Example: Initialize a New Task

This example shows how to initialize a new task using the capability system.

• Create an empty TaskCap.
• Create an empty CPoolCap.
• Initialize paging capabilities (One PML4Cap, Several PDPTCap, PDCap, PTCap and RawPageCap)
• Assign the stack pointer in TaskCap.
• Load the program into those RawPageCap.
• Assign the PML4Cap to TaskCap.
• Assign the CPoolCap to TaskCap.
• Switch to the task!

Implementation

Implementing reference-counted object is a little bit tricky in kernel, as objects need to be immediately freed, and all weak pointers need to be cleared after the last strong pointer goes out. Rux's implementation uses something called WeakPool to implement this. The original reference counted object (called Inner), form a double-linked list into the nodes in multiple WeakPools.

Capability Pools

Capability Pools (or CPool) are used to hold multiple capability together. This is useful for programs to pass around permissions, and is essential for CPool addressing. In implementation, capability pools are implemented as a WeakPool.

Tasks

A task capability has a pointer to a capability pool (the root for CPool addressing), a task buffer (for kernel calls), and a top-level page table. When switching to a task, the kernel switches to the page table specified.

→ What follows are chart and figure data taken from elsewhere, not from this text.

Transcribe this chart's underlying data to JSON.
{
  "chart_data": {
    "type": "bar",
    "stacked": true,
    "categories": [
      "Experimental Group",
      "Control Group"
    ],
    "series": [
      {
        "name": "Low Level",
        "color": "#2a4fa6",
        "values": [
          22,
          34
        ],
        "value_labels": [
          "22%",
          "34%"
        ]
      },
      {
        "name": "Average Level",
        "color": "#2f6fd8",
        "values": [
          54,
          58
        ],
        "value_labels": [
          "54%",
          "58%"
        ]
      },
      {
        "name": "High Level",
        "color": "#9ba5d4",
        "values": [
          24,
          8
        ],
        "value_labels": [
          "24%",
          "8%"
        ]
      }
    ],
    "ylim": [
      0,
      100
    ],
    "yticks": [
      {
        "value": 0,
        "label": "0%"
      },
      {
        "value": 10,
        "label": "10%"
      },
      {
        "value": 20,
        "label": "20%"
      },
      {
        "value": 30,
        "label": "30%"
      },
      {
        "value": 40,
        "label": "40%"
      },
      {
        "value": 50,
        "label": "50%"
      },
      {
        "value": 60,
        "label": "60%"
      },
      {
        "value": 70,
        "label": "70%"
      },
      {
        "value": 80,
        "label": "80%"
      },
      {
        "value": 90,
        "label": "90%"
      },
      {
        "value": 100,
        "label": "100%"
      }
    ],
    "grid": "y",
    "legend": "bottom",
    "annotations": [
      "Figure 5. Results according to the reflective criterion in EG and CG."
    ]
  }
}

The switch_to function implemented uses several tricks to make it "safe" as in Rust's sense. When an interrupt happens in userspace, the kernel makes it as if the switch_to function has returned.

In kernel-space, interrupts are disabled.

Channels

Tasks communicate with each other through channels. A channel has a short buffer holding messages sent from a task, and will respond this to the first task that calls wait on the channel.